As palavras dele vieram até mim como um fato frio e inevitável.

Engoli em seco.

Ele continuou, olhando nos meus olhos de um jeito que não dava espaço para fuga:

— Você é mais forte do que isso. Muito mais, e nós dois sabemos disso. Não deixe que ninguém, nunca mais, tire de você quem você é.

Fiquei ali, escutando suas palavras, ele sempre foi sábio, e sempre parecia preparado para tudo.

Eu não chorei. Não agradeci. Só gravei tudo que ele me disse.

Cada vírgula, cada silêncio entre uma frase e outra... Depois daquele dia, as coisas melhoraram, um pouco pelo menos. Não do jeito que Bruce gostaria, claro que não. Não do jeito que a maioria das pessoas consideraria "melhor" ou "correto".

Mas foi o melhor para mim.

Voltei a roubar.

Era a única coisa que ainda me fazia sentir algo.

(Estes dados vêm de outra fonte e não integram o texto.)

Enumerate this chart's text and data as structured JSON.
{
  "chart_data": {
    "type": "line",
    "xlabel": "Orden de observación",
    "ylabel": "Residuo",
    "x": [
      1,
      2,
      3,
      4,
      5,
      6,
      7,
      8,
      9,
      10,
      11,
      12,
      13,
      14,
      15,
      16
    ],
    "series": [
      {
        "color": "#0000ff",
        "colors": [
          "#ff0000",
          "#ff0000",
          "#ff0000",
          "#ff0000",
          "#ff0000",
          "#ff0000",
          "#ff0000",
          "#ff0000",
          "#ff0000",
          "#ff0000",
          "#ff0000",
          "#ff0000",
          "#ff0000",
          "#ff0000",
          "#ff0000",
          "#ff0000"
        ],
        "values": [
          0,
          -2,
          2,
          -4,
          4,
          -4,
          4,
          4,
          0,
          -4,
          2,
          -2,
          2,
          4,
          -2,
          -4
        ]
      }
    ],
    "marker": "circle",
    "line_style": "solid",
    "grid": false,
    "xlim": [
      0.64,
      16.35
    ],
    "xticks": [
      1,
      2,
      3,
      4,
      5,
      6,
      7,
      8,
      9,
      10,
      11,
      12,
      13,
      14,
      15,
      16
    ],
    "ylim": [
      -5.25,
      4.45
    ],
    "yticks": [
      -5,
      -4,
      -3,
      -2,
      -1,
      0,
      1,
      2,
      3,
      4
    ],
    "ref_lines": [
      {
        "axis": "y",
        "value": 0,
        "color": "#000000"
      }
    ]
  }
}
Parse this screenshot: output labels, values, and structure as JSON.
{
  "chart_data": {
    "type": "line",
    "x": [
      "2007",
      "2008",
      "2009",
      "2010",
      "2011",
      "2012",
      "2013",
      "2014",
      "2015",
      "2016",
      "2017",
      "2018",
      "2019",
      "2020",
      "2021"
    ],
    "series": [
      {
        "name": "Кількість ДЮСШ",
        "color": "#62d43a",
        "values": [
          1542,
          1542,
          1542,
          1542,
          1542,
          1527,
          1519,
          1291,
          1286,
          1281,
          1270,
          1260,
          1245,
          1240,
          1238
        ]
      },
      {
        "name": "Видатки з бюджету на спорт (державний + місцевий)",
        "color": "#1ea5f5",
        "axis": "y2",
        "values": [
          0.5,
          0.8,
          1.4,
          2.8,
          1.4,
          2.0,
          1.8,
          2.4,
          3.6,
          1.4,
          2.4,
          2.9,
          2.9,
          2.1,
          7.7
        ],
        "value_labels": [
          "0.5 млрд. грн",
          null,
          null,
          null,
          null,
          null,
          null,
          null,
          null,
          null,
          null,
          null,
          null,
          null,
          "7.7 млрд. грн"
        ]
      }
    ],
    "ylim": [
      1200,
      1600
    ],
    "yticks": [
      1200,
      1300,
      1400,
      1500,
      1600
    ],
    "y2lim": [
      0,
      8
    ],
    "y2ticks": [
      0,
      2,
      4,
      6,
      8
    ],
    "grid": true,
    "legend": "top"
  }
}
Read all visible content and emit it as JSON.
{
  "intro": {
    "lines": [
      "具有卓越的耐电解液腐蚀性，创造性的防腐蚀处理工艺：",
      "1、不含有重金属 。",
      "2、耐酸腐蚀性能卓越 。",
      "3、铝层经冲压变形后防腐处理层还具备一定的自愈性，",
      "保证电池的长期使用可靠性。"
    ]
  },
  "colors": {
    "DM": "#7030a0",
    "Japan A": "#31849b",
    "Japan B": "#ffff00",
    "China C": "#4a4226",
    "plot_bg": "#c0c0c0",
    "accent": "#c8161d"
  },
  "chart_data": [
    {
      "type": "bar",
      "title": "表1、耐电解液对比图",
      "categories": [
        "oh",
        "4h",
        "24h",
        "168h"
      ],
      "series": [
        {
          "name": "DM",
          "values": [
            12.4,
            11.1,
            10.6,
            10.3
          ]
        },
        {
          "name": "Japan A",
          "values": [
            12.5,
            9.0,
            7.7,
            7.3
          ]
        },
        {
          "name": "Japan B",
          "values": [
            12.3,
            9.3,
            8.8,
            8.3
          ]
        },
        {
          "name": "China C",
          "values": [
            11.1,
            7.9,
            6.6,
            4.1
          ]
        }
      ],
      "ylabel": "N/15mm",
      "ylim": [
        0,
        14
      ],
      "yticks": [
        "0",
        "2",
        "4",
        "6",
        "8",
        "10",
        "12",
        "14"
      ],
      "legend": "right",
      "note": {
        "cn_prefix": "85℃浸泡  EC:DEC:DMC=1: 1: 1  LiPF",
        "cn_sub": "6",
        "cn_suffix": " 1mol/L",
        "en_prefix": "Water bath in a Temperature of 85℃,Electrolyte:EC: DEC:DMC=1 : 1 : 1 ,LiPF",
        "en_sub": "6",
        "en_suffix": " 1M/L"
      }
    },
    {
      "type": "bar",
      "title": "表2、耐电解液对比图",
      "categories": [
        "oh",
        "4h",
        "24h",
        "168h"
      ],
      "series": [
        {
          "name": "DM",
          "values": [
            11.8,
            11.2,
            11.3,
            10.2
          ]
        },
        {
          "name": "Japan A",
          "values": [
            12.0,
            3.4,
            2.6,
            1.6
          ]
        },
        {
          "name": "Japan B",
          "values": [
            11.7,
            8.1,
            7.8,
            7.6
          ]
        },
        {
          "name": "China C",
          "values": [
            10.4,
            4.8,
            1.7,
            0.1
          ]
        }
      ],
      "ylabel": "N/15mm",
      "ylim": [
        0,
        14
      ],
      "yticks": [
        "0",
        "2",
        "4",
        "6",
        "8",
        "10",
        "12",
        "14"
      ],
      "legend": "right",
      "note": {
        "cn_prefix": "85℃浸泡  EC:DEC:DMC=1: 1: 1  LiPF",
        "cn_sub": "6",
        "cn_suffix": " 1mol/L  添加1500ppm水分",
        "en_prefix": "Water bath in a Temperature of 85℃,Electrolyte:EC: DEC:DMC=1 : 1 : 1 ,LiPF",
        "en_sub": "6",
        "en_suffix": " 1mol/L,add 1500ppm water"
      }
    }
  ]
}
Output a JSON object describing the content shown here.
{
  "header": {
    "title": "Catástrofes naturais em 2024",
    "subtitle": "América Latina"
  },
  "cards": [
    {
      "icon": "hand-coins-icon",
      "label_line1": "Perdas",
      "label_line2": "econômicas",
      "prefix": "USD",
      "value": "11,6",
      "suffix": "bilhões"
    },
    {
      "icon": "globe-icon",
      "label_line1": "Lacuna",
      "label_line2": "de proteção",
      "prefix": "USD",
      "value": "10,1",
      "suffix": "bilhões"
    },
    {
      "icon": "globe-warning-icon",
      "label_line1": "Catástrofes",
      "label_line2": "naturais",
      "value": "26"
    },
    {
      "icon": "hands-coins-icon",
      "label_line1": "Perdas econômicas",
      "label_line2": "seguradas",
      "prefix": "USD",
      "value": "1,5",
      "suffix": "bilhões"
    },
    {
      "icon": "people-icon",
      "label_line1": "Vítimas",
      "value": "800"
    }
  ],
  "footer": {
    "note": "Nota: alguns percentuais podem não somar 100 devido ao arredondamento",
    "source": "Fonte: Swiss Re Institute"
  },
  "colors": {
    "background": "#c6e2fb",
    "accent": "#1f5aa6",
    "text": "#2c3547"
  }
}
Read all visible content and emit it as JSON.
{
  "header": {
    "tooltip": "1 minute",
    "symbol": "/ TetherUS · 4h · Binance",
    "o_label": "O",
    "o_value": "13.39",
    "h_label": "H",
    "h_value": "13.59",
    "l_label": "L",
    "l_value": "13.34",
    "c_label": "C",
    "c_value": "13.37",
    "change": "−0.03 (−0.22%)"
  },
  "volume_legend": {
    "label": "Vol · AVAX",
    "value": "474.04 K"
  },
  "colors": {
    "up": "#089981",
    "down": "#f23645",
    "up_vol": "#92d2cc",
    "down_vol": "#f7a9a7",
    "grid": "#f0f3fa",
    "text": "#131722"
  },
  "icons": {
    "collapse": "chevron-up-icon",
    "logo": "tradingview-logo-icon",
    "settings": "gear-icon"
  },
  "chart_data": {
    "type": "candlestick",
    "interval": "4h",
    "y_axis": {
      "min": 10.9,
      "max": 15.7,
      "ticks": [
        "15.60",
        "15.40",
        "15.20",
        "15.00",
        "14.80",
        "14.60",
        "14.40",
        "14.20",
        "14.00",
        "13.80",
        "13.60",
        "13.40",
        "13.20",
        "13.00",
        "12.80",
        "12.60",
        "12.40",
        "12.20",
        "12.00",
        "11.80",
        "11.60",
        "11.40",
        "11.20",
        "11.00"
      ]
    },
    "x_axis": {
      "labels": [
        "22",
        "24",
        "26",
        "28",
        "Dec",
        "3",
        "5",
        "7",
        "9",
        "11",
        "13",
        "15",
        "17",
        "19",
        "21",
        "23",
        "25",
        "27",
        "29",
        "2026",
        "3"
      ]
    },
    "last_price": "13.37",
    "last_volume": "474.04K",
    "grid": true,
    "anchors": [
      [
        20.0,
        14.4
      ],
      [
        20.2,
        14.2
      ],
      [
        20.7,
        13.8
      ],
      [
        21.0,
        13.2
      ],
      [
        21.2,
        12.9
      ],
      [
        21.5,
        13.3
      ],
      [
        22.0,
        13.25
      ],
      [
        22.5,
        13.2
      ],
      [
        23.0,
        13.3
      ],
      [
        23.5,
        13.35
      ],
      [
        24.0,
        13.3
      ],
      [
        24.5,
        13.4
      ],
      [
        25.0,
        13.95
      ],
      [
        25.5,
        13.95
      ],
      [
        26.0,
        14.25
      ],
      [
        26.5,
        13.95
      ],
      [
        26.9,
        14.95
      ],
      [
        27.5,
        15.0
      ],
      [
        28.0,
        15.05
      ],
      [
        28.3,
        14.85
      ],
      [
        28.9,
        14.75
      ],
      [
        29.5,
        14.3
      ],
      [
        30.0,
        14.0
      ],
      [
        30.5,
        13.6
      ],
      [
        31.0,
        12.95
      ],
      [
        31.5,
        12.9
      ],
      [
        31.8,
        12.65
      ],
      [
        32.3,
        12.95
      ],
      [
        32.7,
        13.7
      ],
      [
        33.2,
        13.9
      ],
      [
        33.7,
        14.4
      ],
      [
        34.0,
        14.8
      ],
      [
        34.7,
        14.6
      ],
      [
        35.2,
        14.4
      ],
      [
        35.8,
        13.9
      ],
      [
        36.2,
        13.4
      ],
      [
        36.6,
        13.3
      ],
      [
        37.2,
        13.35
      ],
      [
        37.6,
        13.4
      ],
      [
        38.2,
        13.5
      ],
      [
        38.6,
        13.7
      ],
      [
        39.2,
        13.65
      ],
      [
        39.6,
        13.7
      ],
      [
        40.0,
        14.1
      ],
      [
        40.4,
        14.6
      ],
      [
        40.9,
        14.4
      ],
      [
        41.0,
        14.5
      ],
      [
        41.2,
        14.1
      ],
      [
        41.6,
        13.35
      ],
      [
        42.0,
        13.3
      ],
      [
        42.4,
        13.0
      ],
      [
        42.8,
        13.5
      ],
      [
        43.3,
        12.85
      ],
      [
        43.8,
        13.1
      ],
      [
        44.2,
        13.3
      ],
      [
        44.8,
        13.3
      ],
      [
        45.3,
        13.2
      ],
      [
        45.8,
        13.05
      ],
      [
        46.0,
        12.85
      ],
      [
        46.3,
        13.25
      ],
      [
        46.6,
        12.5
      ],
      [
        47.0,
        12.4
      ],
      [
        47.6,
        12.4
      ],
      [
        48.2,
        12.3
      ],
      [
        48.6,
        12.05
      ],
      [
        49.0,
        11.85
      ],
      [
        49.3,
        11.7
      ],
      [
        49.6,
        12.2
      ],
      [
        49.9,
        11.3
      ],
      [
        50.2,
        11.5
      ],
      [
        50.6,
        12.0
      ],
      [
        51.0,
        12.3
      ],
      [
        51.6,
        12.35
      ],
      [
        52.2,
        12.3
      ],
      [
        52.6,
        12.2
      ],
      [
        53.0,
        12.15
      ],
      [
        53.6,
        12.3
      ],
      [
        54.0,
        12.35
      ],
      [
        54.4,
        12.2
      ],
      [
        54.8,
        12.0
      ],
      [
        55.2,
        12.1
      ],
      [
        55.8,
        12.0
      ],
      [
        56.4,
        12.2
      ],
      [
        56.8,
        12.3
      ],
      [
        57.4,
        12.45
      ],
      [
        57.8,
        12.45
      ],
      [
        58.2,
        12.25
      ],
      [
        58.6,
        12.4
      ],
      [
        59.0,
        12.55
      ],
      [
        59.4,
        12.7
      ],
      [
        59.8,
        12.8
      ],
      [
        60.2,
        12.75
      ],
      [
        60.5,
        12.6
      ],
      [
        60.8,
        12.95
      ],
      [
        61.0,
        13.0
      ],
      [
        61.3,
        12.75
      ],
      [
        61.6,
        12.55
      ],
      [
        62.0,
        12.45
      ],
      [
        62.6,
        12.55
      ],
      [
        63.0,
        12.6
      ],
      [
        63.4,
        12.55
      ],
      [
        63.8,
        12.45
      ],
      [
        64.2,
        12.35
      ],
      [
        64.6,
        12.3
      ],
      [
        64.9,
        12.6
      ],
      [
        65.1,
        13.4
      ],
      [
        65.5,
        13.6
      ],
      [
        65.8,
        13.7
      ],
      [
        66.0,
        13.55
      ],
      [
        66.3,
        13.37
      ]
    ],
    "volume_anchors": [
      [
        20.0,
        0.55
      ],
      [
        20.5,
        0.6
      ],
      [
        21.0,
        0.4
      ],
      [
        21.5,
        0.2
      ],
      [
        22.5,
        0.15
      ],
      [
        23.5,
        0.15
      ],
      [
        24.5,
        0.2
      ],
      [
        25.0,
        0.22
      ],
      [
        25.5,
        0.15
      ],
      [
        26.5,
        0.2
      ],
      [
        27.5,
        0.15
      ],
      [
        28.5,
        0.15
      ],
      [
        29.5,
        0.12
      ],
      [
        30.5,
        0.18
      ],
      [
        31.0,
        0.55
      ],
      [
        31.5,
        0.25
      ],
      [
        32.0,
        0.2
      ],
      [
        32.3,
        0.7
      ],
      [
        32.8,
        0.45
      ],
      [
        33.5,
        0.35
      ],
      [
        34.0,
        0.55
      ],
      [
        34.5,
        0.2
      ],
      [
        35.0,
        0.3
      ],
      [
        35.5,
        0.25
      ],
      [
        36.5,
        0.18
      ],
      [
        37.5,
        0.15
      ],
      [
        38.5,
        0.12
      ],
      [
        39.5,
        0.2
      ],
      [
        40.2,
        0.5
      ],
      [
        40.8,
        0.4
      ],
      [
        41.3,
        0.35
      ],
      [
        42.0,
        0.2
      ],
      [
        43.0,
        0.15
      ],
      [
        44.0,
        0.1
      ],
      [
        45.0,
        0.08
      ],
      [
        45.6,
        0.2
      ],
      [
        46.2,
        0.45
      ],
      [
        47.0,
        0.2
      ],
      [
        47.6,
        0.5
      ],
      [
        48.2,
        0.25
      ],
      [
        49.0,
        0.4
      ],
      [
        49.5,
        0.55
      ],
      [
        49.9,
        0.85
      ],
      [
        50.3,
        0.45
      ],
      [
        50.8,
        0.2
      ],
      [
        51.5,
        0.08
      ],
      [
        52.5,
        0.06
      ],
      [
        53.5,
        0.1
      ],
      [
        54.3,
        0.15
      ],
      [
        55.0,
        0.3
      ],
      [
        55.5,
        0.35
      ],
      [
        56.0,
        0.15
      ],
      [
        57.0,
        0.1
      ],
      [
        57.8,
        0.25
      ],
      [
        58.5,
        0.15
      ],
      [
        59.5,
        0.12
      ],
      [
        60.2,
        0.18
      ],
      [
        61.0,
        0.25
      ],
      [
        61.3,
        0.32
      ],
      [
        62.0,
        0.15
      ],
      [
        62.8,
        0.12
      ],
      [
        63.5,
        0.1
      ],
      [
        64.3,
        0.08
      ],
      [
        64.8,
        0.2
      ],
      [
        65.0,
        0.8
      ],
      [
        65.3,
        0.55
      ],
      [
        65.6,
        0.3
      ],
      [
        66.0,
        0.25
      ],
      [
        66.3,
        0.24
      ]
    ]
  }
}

A única coisa que acelerava meu coração, que me lembrava que eu ainda estava viva, que dava um sentido. Eu nunca fui somente uma ladra, eu tinha um diferencial, e não era por conta do látex, ou da tiara de gatinho. Eu era mais, eu era a anti-heroína de Gotham. Era um mal necessário, o que eu roubava, não ficava apenas para mim, ia para causas, ajudava pessoas, e principalmente os animais.

Uma semana depois, quando voltava de um trabalho que peguei por diversão... encontrei Isis perdida na rua, e minha vida passou a ganhar mais um sentido.